Niet alleen werd hij er voorzitter van de orde van advocaten, maar ook lid van den gemeenteraad en van het departementaal bestuur. Hij schreef eenige vlugschriften over de vragen van den dag en werd in 1837 door 3 kiescollegiën afgevaardigd naar de Kamer van Gedeputeerden. Zijne eerste redevoeringen maakten weinig opgang, maar door zijne bekwaamheid in de behandeling der zaken wist hij zich spoedig invloed te verschaffen. Eerst voegde hij zich bij de partij van Thiers en bemoeide zich vooral met de vraagstukken omtrent handel en nijverheid. Weldra werd hij benoemd tot raadgevend regtsgeleerde van den hertog van Aumale en vervolgens (1840) tot onder-staatssecretaris in het ministérie Thiers. Hij verdedigde de versterking van Parijs en sloot een handelsverdrag met Nederland.

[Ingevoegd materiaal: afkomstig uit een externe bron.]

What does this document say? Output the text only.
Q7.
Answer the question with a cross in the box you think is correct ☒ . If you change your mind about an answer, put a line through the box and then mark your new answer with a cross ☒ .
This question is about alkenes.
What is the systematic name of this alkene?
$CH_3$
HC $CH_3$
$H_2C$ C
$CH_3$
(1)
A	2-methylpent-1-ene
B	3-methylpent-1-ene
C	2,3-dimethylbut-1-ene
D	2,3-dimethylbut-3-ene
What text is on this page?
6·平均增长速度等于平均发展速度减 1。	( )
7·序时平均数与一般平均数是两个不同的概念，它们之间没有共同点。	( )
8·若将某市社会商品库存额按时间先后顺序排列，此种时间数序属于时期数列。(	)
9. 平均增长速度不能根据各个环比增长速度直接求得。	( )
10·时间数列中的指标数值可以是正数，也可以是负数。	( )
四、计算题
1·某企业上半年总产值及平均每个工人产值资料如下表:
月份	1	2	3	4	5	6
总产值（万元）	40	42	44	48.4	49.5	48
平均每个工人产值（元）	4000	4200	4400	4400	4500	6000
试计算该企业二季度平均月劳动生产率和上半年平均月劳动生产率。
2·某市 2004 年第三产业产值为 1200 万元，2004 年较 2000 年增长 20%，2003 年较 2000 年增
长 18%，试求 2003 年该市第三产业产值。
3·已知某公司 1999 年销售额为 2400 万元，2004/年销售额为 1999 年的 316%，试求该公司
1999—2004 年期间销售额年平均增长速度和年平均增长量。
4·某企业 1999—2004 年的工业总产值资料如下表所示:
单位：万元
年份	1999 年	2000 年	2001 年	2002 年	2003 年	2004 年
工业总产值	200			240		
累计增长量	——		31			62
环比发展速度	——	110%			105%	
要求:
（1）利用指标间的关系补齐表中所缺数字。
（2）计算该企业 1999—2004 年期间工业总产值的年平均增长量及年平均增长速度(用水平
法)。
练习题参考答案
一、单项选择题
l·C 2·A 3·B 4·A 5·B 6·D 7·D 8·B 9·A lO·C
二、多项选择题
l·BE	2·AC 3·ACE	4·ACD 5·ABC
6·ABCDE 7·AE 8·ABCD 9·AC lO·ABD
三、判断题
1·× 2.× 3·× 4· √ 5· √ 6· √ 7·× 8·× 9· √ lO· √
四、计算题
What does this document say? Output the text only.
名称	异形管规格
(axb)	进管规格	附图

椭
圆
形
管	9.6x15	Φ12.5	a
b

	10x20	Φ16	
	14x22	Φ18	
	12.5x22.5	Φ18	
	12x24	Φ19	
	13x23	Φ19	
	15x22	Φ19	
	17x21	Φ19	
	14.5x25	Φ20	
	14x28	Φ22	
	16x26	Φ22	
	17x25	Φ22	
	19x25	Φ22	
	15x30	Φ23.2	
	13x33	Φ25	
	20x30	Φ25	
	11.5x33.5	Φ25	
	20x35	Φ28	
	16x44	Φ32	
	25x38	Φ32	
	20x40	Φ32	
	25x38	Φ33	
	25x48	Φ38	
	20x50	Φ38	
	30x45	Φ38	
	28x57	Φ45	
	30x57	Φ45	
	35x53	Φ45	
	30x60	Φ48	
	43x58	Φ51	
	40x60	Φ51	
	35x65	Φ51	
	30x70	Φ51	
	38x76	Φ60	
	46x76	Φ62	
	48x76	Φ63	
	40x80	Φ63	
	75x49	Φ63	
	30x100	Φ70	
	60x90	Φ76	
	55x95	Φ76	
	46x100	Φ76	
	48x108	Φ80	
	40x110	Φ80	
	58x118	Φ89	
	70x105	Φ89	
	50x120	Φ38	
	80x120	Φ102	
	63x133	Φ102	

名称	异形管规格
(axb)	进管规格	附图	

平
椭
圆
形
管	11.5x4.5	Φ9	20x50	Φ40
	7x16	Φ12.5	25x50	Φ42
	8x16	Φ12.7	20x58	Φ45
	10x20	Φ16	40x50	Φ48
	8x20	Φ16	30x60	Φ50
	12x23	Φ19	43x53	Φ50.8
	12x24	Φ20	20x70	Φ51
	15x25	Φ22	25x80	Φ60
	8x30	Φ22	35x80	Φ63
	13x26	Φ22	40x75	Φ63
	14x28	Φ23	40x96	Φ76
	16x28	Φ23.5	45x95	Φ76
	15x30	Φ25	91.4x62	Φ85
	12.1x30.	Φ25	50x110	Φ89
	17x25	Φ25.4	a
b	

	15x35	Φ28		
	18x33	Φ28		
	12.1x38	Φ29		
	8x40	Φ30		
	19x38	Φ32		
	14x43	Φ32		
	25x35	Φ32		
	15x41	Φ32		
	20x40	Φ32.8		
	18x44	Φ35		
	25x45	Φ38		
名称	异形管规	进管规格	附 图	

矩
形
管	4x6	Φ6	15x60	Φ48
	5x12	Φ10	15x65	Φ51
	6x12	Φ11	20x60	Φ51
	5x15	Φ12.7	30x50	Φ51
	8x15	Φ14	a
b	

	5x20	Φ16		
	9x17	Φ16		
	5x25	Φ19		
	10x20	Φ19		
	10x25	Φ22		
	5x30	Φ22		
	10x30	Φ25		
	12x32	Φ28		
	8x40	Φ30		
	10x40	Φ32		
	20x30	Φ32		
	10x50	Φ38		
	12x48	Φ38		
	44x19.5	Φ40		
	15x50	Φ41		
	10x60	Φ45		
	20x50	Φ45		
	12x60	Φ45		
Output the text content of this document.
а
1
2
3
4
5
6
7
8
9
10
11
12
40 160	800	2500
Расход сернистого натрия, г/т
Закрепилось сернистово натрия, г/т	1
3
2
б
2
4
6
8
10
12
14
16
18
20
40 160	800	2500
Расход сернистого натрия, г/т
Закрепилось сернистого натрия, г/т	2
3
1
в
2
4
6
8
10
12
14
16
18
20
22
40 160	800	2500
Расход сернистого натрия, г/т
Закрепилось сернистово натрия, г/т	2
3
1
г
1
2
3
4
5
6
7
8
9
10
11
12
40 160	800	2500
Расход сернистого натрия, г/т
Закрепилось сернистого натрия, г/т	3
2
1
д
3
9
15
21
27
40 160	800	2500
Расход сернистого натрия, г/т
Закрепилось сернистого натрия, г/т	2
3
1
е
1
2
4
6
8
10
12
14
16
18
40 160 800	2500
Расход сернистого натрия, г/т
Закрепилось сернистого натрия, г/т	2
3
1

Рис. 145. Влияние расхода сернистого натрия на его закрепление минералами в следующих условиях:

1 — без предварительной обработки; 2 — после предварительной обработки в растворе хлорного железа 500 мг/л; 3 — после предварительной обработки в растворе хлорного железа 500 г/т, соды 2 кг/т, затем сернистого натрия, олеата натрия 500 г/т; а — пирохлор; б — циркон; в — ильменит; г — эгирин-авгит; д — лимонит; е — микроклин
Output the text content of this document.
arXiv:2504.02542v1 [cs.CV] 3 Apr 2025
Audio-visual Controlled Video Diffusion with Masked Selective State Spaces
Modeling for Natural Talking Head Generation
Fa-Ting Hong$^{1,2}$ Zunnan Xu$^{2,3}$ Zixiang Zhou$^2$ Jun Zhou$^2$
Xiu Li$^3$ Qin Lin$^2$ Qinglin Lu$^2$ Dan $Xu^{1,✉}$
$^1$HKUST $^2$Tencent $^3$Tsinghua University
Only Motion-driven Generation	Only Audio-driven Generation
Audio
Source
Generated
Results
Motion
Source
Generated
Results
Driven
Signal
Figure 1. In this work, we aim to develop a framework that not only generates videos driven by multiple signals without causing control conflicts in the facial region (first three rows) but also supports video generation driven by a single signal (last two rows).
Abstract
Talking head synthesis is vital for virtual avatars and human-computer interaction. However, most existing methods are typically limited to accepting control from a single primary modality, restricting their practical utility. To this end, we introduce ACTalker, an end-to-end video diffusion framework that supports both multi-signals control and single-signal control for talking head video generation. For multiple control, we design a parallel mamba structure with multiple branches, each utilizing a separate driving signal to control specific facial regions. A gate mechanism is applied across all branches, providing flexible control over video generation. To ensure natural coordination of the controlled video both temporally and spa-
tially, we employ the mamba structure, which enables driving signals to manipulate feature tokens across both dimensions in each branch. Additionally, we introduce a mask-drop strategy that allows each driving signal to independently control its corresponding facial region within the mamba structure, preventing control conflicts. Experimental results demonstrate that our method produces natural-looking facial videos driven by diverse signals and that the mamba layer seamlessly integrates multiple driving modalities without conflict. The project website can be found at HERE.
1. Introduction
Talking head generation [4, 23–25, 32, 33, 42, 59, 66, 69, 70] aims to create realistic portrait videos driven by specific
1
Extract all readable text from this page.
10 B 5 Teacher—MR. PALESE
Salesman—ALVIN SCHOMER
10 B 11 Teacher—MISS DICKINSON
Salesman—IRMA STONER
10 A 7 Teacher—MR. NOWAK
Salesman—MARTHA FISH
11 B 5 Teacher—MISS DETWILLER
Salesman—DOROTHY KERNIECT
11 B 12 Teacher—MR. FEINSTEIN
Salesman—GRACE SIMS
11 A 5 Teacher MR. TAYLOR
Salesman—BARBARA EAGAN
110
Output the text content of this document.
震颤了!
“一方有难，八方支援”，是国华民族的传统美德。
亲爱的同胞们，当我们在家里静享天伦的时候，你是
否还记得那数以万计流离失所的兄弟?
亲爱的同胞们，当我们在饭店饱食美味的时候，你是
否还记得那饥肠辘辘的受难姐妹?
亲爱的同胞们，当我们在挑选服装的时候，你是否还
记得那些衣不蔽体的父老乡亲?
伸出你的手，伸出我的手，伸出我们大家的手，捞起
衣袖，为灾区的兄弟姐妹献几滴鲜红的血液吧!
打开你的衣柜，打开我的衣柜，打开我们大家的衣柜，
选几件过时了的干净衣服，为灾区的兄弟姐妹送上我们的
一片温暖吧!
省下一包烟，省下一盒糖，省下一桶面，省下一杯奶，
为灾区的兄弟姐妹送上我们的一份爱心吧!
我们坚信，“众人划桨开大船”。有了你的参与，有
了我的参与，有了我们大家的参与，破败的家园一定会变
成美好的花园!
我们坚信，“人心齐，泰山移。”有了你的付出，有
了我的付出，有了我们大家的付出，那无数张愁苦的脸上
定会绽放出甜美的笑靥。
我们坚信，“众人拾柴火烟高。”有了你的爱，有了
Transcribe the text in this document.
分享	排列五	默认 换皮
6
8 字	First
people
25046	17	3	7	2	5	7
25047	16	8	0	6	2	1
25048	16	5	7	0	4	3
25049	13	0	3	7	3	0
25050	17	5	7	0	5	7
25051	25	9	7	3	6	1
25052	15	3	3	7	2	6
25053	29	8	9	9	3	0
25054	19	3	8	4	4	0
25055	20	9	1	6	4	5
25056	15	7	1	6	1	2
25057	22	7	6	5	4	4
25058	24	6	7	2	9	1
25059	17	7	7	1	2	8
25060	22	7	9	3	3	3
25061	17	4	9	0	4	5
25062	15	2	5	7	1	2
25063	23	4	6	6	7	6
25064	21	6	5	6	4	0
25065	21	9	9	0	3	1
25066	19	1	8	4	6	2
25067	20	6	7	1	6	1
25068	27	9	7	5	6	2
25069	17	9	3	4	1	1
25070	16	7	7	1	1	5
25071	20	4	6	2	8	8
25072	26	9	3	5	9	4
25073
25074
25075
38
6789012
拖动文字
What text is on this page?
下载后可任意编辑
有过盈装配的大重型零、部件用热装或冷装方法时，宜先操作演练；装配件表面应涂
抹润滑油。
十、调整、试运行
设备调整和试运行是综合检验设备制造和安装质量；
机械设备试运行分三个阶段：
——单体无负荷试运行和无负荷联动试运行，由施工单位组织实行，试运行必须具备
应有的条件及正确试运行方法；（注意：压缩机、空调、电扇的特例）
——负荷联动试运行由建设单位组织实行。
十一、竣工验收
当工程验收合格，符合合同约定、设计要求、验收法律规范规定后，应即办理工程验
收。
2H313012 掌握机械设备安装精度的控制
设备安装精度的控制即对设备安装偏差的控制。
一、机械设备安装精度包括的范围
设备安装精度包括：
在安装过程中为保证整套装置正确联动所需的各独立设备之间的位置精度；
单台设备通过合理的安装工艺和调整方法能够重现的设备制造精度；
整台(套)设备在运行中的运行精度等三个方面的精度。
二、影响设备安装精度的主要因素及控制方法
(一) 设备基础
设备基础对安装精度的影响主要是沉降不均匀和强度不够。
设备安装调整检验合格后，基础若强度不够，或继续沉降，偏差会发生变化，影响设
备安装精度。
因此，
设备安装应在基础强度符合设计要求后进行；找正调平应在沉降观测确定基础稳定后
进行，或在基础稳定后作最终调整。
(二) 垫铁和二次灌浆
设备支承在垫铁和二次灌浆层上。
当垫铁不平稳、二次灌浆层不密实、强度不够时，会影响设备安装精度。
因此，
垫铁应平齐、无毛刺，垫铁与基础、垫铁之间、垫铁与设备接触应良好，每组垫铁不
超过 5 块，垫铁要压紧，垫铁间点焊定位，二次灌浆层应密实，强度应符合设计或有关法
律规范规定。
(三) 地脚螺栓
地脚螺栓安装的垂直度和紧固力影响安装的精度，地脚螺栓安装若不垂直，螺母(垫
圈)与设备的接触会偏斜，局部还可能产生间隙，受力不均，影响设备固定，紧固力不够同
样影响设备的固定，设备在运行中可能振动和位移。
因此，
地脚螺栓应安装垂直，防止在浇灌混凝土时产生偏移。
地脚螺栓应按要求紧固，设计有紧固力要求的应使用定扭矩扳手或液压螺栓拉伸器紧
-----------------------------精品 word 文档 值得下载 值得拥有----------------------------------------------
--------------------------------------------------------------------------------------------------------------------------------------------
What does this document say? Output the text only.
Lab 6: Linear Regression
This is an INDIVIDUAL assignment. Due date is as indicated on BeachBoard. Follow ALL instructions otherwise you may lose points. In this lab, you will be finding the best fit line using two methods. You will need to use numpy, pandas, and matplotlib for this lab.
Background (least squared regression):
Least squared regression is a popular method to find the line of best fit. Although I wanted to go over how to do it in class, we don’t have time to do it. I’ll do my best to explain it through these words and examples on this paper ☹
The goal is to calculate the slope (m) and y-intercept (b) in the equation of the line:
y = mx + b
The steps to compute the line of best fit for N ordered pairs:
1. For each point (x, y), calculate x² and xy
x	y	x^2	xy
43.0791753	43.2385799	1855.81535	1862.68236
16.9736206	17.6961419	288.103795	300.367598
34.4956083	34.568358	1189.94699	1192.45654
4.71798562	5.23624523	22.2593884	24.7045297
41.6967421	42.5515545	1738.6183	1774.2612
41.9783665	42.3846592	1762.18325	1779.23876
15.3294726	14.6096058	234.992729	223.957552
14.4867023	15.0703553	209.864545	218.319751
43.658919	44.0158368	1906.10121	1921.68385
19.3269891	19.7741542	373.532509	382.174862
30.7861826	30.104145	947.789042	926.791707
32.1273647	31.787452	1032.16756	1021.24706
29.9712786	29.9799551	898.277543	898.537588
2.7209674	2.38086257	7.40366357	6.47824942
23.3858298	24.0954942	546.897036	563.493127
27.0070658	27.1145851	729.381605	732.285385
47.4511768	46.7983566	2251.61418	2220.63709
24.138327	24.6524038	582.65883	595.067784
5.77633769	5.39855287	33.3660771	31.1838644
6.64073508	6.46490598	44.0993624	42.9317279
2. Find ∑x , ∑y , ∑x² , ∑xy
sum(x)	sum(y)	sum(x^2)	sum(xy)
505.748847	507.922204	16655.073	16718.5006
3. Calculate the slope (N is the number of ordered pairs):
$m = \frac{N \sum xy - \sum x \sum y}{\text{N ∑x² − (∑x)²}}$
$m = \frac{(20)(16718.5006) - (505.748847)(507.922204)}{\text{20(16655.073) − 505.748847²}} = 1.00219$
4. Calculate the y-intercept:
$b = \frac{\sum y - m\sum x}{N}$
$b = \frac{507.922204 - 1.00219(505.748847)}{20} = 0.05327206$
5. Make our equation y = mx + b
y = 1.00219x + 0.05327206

Na den val van het Ministérie (October 1840) werd hij lid van de Balie te Parijs, terwijl hij in de
Kamer zich in de gelederen der oppositie schaarde. In 1846 werd hij herkozen, en hoewel hij zijne stem met kracht tegen de bestaande misbruiken verhief, nam hij geen deel aan de staatkundige banketten.
Na de Februarij-omwenteling vertegenwoordigde hij in de Constituérende Vergadering het departement Loire inférieure en nam er plaats bij de gematigd-democratische partij; hij stemde zoowel voor de verbanning van de familie Orléans als tegen het stelsel van twee Kamers. Daar hij bij de keuze van Lodewijk Napoleon tot voorzitter nog meer tot de linkerzijde naderde, werd hij niet gekozen in het Wetgevend Ligchaam. Hij was dus weder advocaat bij het geregtshof te Parijs, bleef getrouw aan de volkszaak en ijverde in 1850 tegen de beperking van het kiesregt. Ook verdedigde hij met goed gevolg het tijdschrift “l’Evénement.” Bij de wederinvoering van het algemeen kiesregt en bij de daarmede verbondene kabinetsveranderingen werd hij meermalen genoemd onder degenen, aan wie eene portefeuille zou worden toevertrouwd ; doch eerst na den coup d’état van 2 December 1851 en nadat hij wederom tot afgevaardigde gekozen was, werd hij voorzitter van het Wetgevend Ligchaam en een ijverig bevorderaar der herstelling van het keizerschap. Den 23sten Julij 1854 werd hij de opvolger van Persigny als minister van Binnenlandsche Zaken en in December van dat jaar lid van den Senaat.
Na den aanslag van 13 Januarij 1854 moest hij eenigen tijd de portefeuille afstaan aan den generaal Espinasse, maar hij verving diens tweeden opvolger, den hertog van Padua, reeds op den 3den November 1859. In 1860 werd hij minister zonder portefeuille en wist de staatkunde des Keizers op eene uitstekende wijze te verdedigen. Hij overleed onverwachts te Nantes op den 13den October 1863.